Turks spend more on lottery games

Turks spend more on lottery games

ANKARA / SOFIA - Anatolia News Agency
Turks spend more on lottery games

A crowd wait in front of a popular national lottery tickets booth in central Istanbul. The highest prize for the new year’s draw is 45 million liras. Hürriyet photo

Turks spent 1.13 billion Turkish Liras on lottery tickets in the first nine months of the year, a 6.5 percent increase from the same period in 2011. Nearly 570 million liras of this sum were distributed as lottery prizes.

State-run lotteries provided 479 million liras toward public finances, according to official data gathered by Anatolia news agency. This accounted for 201.8 million liras for the Treasury in value added taxes. The rest was shared by a group of state bodies involved in the defense industry, tourism and child welfare, as well as the Olympic Games bid committee.

The largest financial increase was seen in a scratch-card game, the tickets of which are very cheap and the prizes granted immediately. Revenues from this particular game increased 71.9 percent to over 115.17 million liras in the first nine months.

These figures do not include “iddaa,” the sole legal sports gambling game.
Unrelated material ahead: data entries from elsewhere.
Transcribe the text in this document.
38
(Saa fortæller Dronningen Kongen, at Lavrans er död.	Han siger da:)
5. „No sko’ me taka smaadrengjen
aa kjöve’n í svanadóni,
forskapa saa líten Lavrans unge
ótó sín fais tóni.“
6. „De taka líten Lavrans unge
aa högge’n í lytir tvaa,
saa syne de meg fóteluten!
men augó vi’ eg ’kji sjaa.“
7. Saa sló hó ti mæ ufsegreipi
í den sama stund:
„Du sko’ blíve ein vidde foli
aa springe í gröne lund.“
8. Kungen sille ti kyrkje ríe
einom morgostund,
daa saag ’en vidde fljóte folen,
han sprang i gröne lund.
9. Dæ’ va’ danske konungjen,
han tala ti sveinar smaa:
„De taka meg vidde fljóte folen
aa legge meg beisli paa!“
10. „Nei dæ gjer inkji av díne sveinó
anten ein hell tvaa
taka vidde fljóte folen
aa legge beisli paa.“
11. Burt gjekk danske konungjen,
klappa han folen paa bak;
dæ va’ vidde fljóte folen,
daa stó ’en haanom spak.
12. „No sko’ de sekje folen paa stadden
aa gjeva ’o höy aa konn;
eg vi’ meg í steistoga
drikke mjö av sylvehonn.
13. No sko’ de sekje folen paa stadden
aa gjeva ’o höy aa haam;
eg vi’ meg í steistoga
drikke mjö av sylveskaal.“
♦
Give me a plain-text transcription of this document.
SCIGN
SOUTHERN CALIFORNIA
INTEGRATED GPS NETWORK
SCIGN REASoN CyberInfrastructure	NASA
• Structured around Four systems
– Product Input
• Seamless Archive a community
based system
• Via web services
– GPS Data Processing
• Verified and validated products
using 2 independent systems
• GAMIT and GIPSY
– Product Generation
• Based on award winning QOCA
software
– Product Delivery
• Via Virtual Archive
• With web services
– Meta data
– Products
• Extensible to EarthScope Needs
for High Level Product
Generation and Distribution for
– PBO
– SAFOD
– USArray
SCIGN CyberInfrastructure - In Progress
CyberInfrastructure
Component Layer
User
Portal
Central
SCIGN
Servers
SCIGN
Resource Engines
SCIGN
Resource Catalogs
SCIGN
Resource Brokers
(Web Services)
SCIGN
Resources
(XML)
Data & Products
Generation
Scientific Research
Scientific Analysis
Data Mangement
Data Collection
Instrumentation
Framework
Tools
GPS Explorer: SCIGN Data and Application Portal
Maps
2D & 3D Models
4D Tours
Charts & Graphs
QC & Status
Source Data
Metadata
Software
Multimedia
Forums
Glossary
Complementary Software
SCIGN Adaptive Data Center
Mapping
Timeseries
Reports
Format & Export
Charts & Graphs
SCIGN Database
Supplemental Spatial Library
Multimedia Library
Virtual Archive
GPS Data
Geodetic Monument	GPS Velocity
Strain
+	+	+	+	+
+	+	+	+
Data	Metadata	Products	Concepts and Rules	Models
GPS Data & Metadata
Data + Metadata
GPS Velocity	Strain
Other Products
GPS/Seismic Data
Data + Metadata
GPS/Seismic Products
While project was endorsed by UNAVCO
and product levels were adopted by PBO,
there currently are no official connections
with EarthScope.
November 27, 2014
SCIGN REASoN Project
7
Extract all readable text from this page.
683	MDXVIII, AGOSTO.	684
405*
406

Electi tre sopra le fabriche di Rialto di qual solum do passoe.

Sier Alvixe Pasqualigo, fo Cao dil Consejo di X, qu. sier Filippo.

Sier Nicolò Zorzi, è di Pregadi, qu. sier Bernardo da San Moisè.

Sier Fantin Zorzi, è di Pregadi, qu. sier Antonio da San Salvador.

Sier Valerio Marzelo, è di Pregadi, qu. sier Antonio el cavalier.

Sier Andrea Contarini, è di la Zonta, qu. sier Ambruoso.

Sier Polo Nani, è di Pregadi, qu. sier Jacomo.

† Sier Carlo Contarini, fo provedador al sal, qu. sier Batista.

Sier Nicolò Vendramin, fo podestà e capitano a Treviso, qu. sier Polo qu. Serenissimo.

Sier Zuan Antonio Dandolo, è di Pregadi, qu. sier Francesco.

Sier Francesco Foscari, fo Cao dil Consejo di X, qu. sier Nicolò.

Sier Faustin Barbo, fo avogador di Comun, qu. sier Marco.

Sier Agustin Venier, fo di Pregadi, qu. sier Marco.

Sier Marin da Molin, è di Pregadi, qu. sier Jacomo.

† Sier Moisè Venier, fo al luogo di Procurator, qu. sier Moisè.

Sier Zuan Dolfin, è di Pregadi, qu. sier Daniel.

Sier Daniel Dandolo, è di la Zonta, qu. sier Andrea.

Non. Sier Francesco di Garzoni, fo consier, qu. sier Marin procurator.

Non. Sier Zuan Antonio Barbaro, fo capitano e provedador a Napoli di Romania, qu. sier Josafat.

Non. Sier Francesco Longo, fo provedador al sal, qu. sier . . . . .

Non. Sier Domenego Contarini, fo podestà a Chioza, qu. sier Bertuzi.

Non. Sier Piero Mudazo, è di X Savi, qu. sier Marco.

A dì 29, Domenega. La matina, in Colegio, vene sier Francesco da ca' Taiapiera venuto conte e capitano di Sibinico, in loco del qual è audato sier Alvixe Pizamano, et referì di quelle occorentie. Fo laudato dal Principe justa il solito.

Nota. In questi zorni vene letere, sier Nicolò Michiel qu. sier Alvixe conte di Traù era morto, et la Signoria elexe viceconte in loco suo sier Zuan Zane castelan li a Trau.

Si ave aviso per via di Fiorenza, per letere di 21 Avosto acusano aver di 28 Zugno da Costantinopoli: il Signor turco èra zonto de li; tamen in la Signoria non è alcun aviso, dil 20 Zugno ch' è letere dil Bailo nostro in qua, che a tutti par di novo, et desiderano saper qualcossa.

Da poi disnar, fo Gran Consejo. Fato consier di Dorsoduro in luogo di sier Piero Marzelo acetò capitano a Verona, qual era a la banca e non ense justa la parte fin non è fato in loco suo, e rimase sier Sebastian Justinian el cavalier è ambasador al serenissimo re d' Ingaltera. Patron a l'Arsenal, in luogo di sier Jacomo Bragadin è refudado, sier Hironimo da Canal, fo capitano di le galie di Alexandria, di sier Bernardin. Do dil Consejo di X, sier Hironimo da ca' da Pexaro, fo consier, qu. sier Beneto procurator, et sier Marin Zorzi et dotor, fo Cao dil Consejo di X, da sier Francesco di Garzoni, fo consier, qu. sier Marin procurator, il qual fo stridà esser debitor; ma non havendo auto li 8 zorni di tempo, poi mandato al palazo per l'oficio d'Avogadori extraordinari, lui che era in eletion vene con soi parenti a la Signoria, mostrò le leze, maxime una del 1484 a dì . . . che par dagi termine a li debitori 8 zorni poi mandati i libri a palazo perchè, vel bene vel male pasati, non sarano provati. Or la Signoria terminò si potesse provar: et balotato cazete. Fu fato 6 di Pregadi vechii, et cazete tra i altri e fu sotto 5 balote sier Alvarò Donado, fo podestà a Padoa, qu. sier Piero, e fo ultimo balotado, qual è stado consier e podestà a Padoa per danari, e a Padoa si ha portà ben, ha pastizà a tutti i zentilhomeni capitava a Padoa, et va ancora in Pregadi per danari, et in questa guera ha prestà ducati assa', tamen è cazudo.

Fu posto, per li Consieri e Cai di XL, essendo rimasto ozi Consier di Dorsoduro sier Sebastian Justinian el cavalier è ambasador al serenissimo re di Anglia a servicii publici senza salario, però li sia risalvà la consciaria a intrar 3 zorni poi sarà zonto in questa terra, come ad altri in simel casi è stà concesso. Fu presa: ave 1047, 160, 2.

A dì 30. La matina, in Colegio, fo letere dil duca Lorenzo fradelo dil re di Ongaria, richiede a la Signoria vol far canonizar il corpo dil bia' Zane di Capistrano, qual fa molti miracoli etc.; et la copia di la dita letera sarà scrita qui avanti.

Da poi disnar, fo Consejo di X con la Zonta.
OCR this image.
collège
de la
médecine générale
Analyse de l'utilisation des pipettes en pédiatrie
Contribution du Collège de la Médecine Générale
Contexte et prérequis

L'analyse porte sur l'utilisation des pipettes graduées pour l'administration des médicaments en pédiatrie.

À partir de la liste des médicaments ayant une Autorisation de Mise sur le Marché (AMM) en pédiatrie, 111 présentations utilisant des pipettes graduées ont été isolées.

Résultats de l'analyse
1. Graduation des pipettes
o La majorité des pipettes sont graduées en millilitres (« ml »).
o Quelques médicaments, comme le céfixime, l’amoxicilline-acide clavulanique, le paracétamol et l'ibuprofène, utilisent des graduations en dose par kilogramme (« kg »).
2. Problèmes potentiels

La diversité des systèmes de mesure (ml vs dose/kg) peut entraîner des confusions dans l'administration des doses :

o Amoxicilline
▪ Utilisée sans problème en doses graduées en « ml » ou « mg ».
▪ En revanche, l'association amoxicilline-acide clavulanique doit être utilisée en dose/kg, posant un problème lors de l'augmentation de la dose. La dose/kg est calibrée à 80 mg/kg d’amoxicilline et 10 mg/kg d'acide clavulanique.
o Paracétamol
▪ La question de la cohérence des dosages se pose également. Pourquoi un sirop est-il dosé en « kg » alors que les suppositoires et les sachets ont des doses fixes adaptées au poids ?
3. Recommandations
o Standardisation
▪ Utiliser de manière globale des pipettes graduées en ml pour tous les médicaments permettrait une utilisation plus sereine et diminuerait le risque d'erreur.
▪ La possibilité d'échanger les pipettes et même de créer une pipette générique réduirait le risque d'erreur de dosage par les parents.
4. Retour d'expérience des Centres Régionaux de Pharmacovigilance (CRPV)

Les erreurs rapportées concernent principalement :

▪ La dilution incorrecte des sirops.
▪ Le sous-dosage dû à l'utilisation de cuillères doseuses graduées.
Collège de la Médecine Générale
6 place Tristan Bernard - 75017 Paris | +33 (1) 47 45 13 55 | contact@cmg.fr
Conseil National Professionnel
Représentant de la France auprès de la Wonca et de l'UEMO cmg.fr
Around 50 new gambling points were opened in Bulgaria, attracting tourists from a group of countries including Turkey, according to data provided by the neighboring country’s gambling commission. There are 844 locations where people gamble or play lucky-draws in the country of 7.5 million people. Only 26 of these are casinos; others are mostly gambling saloons. Some 4,000 gambling sites serve the entire Bulgarian market, according to the data. Gambling is most popular in the cities of Sofia, Blagoevgrad, Haskovo, Bourgas and Plovdiv, and Turks, Israelis and Chinese lead gambling tourism in the country.